I am amazed by Michael's ability to explain complicated things to Yair in very simple language, using hardly any adjectives. I am also amazed by the serious, intelligent questions which Yair occasionally asks.

Yair imagines war as an extraordinarily complex game, which displays a whole fascinating world of system and logic. My husband and my son both see time as a succession of equal squares on a sheet of graph paper, which provide a structure to support the lines and shapes.

There was never any need to explain to Yair the conflicting motives in the war. They were self-evident: conquest and domination. The boy's questions turned solely on the order of events: Arabs, Jews, hill, valley, ruins, trenches, armor, movement, surprise.

The bus company's network also fascinated our son, because of the complex interrelations of the lines joining different destinations. The filigree of routes afforded him cold-blooded pleasure: the distances between the stops, the overlapping of the various routes, the convergence on the city center, the dispersal outwards.

On this subject Yair could enlighten us both. Michael foretold a future for him as a route-controller for the bus company. He hastened to stress that he was only joking, naturally.

Yair knew the makes of the buses operating on each route by heart. He enjoyed explaining the reasons for the use of the different makes: Here a steep hill, there a sharp bend or a poor road surface. The child's style of explanation closely resembled his father's. Both of them made frequent use of such words as "thus," "whereas," "in conclusion," and also "remote possibility."

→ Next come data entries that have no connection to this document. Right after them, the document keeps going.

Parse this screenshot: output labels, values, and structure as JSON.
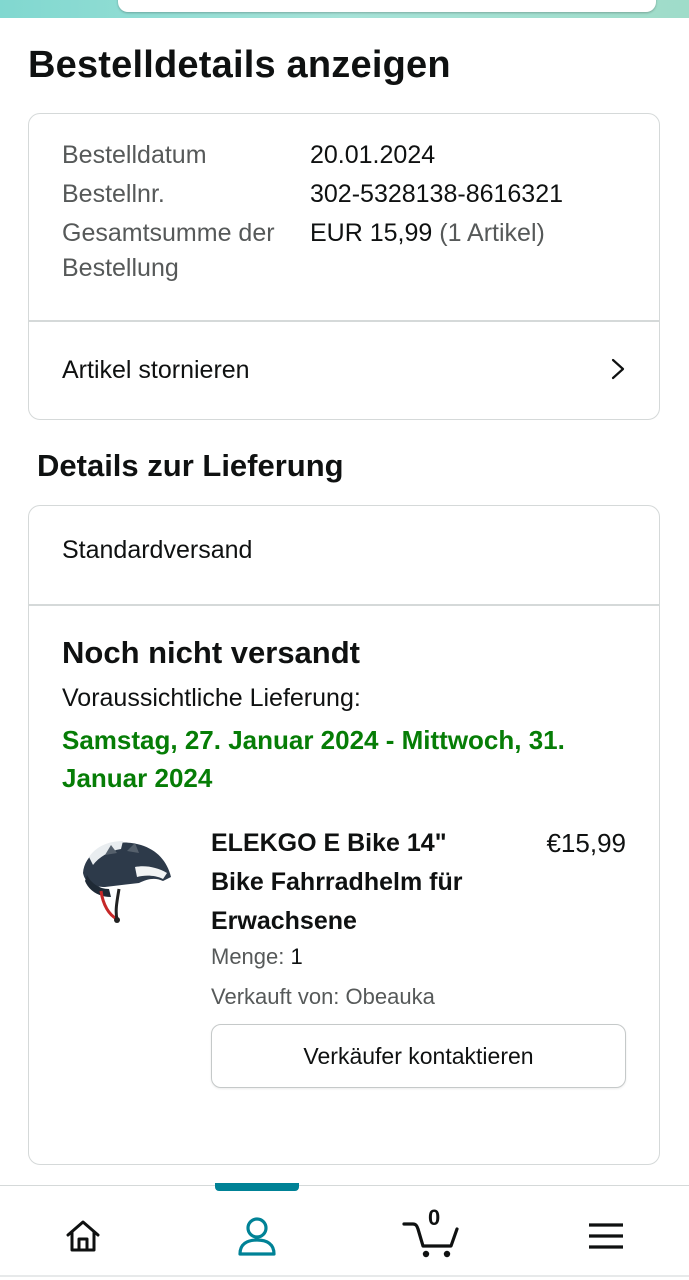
{
  "page": {
    "title": "Bestelldetails anzeigen"
  },
  "order_summary": {
    "rows": [
      {
        "label": "Bestelldatum",
        "value": "20.01.2024"
      },
      {
        "label": "Bestellnr.",
        "value": "302-5328138-8616321"
      },
      {
        "label": "Gesamtsumme der Bestellung",
        "value": "EUR 15,99",
        "value_note": "(1 Artikel)"
      }
    ],
    "cancel_label": "Artikel stornieren"
  },
  "delivery": {
    "section_title": "Details zur Lieferung",
    "shipping_type": "Standardversand",
    "status": "Noch nicht versandt",
    "eta_label": "Voraussichtliche Lieferung:",
    "eta_date": "Samstag, 27. Januar 2024 - Mittwoch, 31. Januar 2024",
    "eta_color": "#067d06"
  },
  "product": {
    "name": "ELEKGO E Bike 14\" Bike Fahrradhelm für Erwachsene",
    "price": "€15,99",
    "qty_label": "Menge:",
    "qty_value": "1",
    "seller": "Verkauft von: Obeauka",
    "contact_button": "Verkäufer kontaktieren",
    "image_icon": "bike-helmet-image"
  },
  "bottom_nav": {
    "items": [
      {
        "name": "home",
        "icon": "home-icon"
      },
      {
        "name": "account",
        "icon": "user-icon",
        "active": true
      },
      {
        "name": "cart",
        "icon": "cart-icon"
      },
      {
        "name": "menu",
        "icon": "hamburger-menu-icon"
      }
    ],
    "cart_count": "0",
    "accent": "#008296"
  }
}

I made an effort to listen to both of them quietly and attentively.

An image:

My son and my husband poring over a huge map spread out on a large desk. Various markers scattered over the map. Colored pins stuck in according to a plan concerted between the two of them, which seems to me like total chaos. They are arguing politely in German. They are both wearing gray suits, and sober ties secured with silver clips. I am there, clad in a flimsy, shabby nightdress. They are completely absorbed in their task. Bathed in white light but casting no shadow. Their attitudes suggest concentration and cautious responsibility. I cut in with some remark or request. They are both sympathetic and affable, not irritated at my interruption. They are at my service. Delighted to be of assistance. Could I possibly wait just five minutes?

There are also rather different Saturday expeditions.

We walk through the most fashionable parts of the city, Rehavia or Beit Hakerem. We pick out a house for ourselves. Inspect half-finished buildings. Discuss the advantages and disadvantages of different kinds of apartment. Distribute the rooms among ourselves. Decide where to put everything: Yair's toys will go here. This will be the study. The sofa here. The bookshelves. The armchairs. The rug.

Michael says:

"We ought to start saving, Hannah. We can't go on living from hand to mouth forever."

Yair suggests:

"We could get some money for the phonograph and the records. The radio makes enough music. And besides I'm sick of hearing it."